To suppress verbose information on the screen the -s flag can be added:

rlaunch -s rapidfire

Query workflows and fireworks

To query workflows available on the LaunchPad use the command lpad get_wflows:

lpad get_wflows [[-i <firework ID>]|[-q <query>]] [[-d <more|all>]|[-t]]

The ID of any firework included in the workflow can be used to query a specific workflow. Alternatively, workflows can be filtered using a pymongo query after the -q flag.

To query individual Fireworks use the command:

lpad get_fws [-i <firework ID>] [-d <more|all>]

Adding the flag -o yaml after lpad will produce the output in YAML instead of JSON.

To obtain a more detailed help on a specifc lpad command you can use the online help:

lpad <lpad command> --help

The following will provide a full list of commands and lpad options:

lpad --help

Remove a workflow from LaunchPad

A selection of workflows can be deleted from LaunchPad using the lpad delete_wflows command.
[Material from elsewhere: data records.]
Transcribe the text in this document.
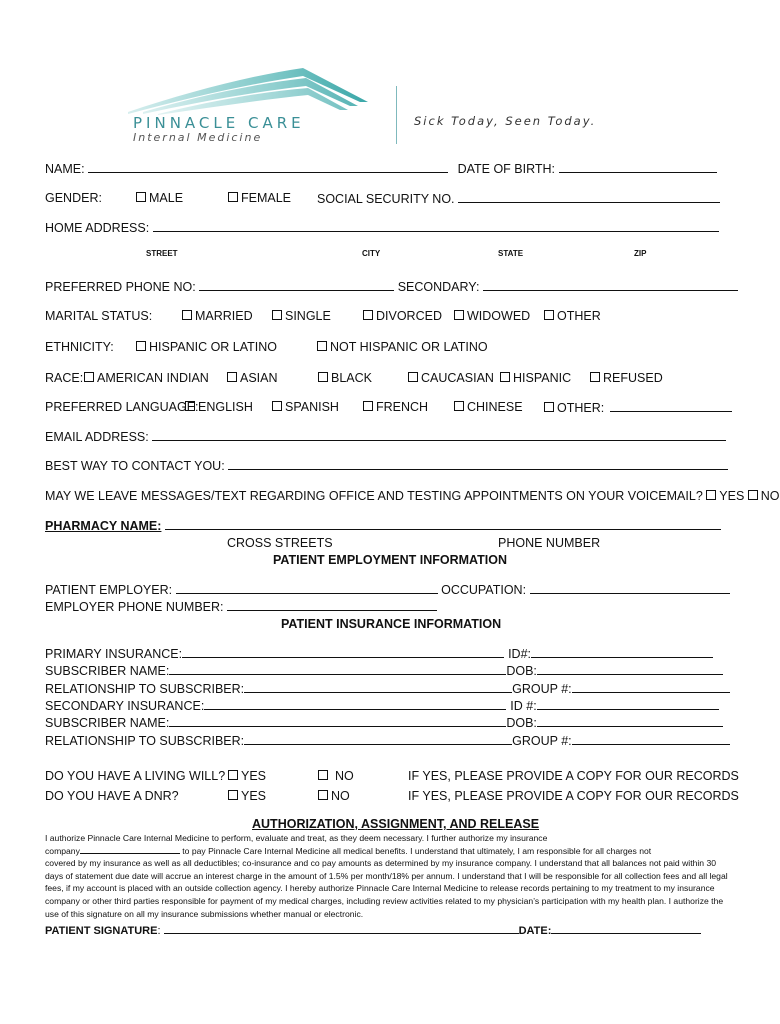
PINNACLE CARE
Internal Medicine
Sick Today, Seen Today.
NAME:	DATE OF BIRTH:
GENDER:	MALE	FEMALE SOCIAL SECURITY NO.
HOME ADDRESS:
STREET	CITY	STATE	ZIP
PREFERRED PHONE NO:	SECONDARY:
MARITAL STATUS:	MARRIED	SINGLE	DIVORCED	WIDOWED	OTHER
ETHNICITY:	HISPANIC OR LATINO	NOT HISPANIC OR LATINO
RACE:	AMERICAN INDIAN	ASIAN	BLACK	CAUCASIAN	HISPANIC	REFUSED
PREFERRED LANGUAGE: ENGLISH	SPANISH	FRENCH	CHINESE	OTHER:
EMAIL ADDRESS:
BEST WAY TO CONTACT YOU:
MAY WE LEAVE MESSAGES/TEXT REGARDING OFFICE AND TESTING APPOINTMENTS ON YOUR VOICEMAIL? YES NO
PHARMACY NAME:
CROSS STREETS	PHONE NUMBER
PATIENT EMPLOYMENT INFORMATION
PATIENT EMPLOYER:	OCCUPATION:
EMPLOYER PHONE NUMBER:
PATIENT INSURANCE INFORMATION
PRIMARY INSURANCE:	ID#:
SUBSCRIBER NAME:	DOB:
RELATIONSHIP TO SUBSCRIBER:	GROUP #:
SECONDARY INSURANCE:	ID #:
SUBSCRIBER NAME:	DOB:
RELATIONSHIP TO SUBSCRIBER:	GROUP #:
DO YOU HAVE A LIVING WILL?	YES	NO	IF YES, PLEASE PROVIDE A COPY FOR OUR RECORDS
DO YOU HAVE A DNR?	YES	NO	IF YES, PLEASE PROVIDE A COPY FOR OUR RECORDS
AUTHORIZATION, ASSIGNMENT, AND RELEASE
I authorize Pinnacle Care Internal Medicine to perform, evaluate and treat, as they deem necessary. I further authorize my insurance
company	to pay Pinnacle Care Internal Medicine all medical benefits. I understand that ultimately, I am responsible for all charges not
covered by my insurance as well as all deductibles; co-insurance and co pay amounts as determined by my insurance company. I understand that all balances not paid within 30 days of statement due date will accrue an interest charge in the amount of 1.5% per month/18% per annum. I understand that I will be responsible for all collection fees and all legal fees, if my account is placed with an outside collection agency. I hereby authorize Pinnacle Care Internal Medicine to release records pertaining to my treatment to my insurance company or other third parties responsible for payment of my medical charges, including review activities related to my physician’s participation with my health plan. I authorize the use of this signature on all my insurance submissions whether manual or electronic.
PATIENT SIGNATURE:	DATE:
For example to delete workflows including Fireworks with given IDs:

lpad delete_wflows -i <firework IDs>

Failure and restart

If an execution of a Firework fails for some reason, its state changes to FIZZLED. The failure reason can be found in the launch section of the Firework using the command:

lpad get_fws -i <firework ID> -d all

If the reason is an external error that is solved then the Firework can be rerun with:

lpad rerun_fws -i <firework ID>

If the reason is an error in the spec then the command lpad update_fws can be used to correct the error:

lpad update_fws -i <firework ID> -u '{<your update>}'

Then the firework can be rerun.

NOTE: Re-running a Firework does not reset any dynamic actions taken by that Firework, such as creating new Workflow steps or modifying the spec of its children.